Table 2 Numerical results of case 2.
Figure 8 (a) Dynamic frequency and RoCoF of the modified system (0 power-sharing). (b) Dynamic output power of the modified system (0 power-sharing).
It can be seen that in case 2, all three Microgrids separated by back-to-back converter have small frequency fluctuations (Microgrid 01: 49.99-50.01 Hz, Microgrid 02: 49.99-50.00 Hz, Microgrid 03: 50.00-50.00 Hz) and small RoCoF (Microgrid 01: -1.18-1.29 Hz/s, Microgrid 02: -0.36-0.36 Hz/s, Microgrid 03: -0.05-0.05 Hz/s) during steady state. When the disturbance close to CF inverter occurs, all additional power is provided by the DC source of CF inverter with 96.9% efficiency, and the frequency fluctuations (49.98-50.03 Hz) and RoCoF (-1.60-2.78 Hz/s) are mild due to the fast response capability of CF inverter. When the disturbance close to VSG inverter occurs, all additional power is provided by the DC source of VSG inverter with 96.3% efficiency, and the frequency fluctuations (49.73-50.00 Hz) and RoCoF (-1.95-1.85 Hz/s) are large due to the virtual inertia of VSG inverter.
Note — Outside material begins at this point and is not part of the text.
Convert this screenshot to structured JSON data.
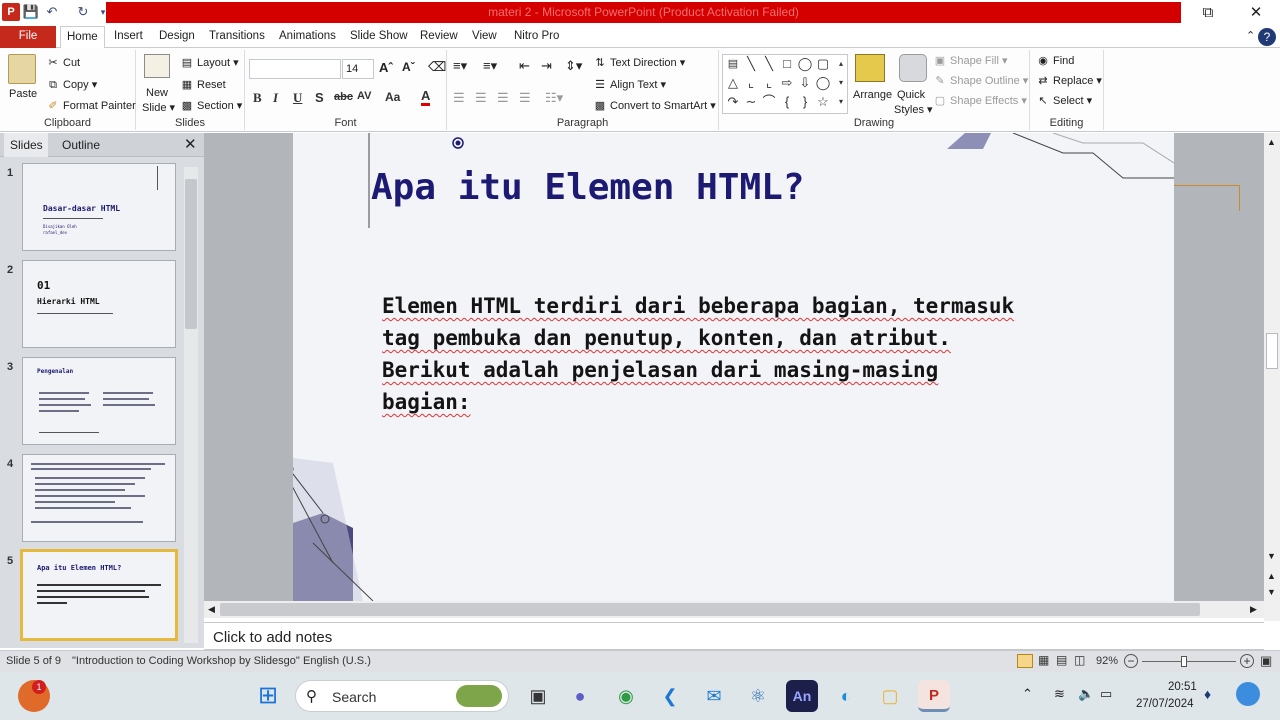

When the disturbance close to SG occurs, all additional power is provided by the SG, and the frequency fluctuations (49.98-50.02 Hz) and RoCoF (-0.79-0.75 Hz/s) are midden due to the inertia in SG. The influence of disturbance is completely isolated through the AC-DC-AC conversion of the proposed back-to-back converter. All power sources in each microgrid operate equivalently under island mode when the power-sharing value is set as 0 kW, and the control over the power characteristics of each microgrid remain isolated with each other. The detailed numerical results of each part in case 2 are presented in Table 2.
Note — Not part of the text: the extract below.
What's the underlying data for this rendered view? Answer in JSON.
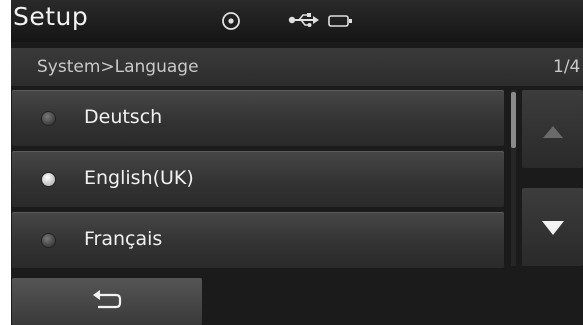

3.3 Case 3 Microgrids Separation Using a Back-to-Back Converter (50% Power-Sharing)
Case 3 simulates the modified system with the back-to-back converter. It has the same circuit structure as case 2. The power-sharing value for this case is set as 50% of the disturbances to highlight the dynamic difference caused by power-sharing. One important thing is, in case 3 every 0.5 s before a disturbance occurs, the modified system will be informed of the incoming disturbance value and its location. If the disturbance is located in the microgrid with inverters, then 50% of active power will be transmitted from the microgrid with synchronous generator into the microgrid where the disturbance is going to happen. If the disturbance is located in the microgrid with synchronous generator, other microgrids with inverters will not provide power support, since the synchronous generator is considered as a large power source with huge power capacity and the inverter-based source has limited power redundancy. The dynamic performance of case 3 is demonstrated in Figure 9 and detailed numerical results are listed in Table 3.
Table 3 Numerical results of case 3.
Figure 9 (a) Dynamic frequency and RoCoF of the modified system (50% power-sharing). (b) Dynamic output power of the modified system (50% power-sharing).
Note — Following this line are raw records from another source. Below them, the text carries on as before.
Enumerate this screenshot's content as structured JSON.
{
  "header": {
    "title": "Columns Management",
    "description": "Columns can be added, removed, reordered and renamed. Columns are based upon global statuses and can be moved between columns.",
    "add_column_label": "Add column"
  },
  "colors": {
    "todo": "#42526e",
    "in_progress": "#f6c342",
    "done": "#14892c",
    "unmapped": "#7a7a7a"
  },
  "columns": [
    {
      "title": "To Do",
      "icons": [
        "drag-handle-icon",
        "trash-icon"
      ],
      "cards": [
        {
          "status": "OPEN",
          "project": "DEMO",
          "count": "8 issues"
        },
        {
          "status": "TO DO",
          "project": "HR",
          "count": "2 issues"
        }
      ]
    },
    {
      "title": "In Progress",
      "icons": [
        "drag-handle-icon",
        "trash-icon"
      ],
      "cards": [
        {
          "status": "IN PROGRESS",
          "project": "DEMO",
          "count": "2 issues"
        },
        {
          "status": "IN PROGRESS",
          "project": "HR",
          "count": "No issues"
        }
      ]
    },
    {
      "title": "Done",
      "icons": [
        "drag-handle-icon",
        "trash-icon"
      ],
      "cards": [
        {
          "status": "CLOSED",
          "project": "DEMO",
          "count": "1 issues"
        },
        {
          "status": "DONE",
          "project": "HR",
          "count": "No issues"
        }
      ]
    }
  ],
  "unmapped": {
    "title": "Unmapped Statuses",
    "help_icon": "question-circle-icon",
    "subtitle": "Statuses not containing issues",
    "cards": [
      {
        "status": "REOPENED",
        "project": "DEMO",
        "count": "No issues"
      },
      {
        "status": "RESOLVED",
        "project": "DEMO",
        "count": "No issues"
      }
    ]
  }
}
It can be seen that in case 3, all three microgrids separated by back-to-back converter have small frequency fluctuations (Microgrid 01: 49.99-50.01 Hz, Microgrid 02: 49.99-50.00 Hz, Microgrid 03: 50.00-50.00 Hz) and small RoCoF (Microgrid 01: -1.18-1.29 Hz/s, Microgrid 02: -0.36-0.36 Hz/s, Microgrid 03: -0.05-0.05 Hz/s) during steady state. When the disturbance close to CF inverter occurs, 50% additional power is provided by the DC source of CF inverter with 96.1% efficiency, while the remaining 50% is provided by the power transmitted from the microgrid with the SG through the proposed back-to-back converter. The frequency fluctuations (49.98-50.04 Hz) and RoCoF (-1.58-3.34 Hz/s) are mild due to the fast response capability of CF inverter. 50% additional power is provided by the DC source of VSG inverter with 96.0% efficiency, while the remaining 50% is provided by the power transmitted from the microgrid with the SG through the proposed back-to-back converter. The frequency fluctuations (49.86-50.13 Hz) and RoCoF (-1.92-1.78 Hz/s) are large due to the virtual inertia of VSG inverter. When the disturbance close to SG occurs, all additional power is provided by the SG. The frequency fluctuations (49.98-50.02 Hz) and RoCoF (-0.79-0.78 Hz/s) are mild due to the inertia in SG. The influence of disturbance is completely isolated through the AC-DC-AC conversion of the proposed back-to-back converter, and the output power of inverter’s DC source has reduced during disturbance due to the additional power shared from SG, and the power characteristics of each microgrids remain isolated with each other. The detailed numerical results of each part in case 3 are presented in Table 3.
4. Discussion
Based on the simulation results of the above cases, it can be seen that the constant frequency inverter performs well when it is the only power source that provides power in the microgrid. However, power oscillation will occur if there are other grid-forming inverters or synchronous generator directly connected to its PCC point. It has smaller frequency fluctuations than the VSG inverter during steady state, but larger frequency deviations when encountering disturbances. The control method of the constant frequency inverter needs to be further improved. The proposed grid separation method using a three-terminal back-to-back converter successfully separates the original multimachine system into three microgrids with two being the inverters-based regions while the other being synchronous generator-based region, thereby reducing power oscillation between the grid-forming inverters and synchronous generator at steady state while keeping the capability to transmit power between different microgrids.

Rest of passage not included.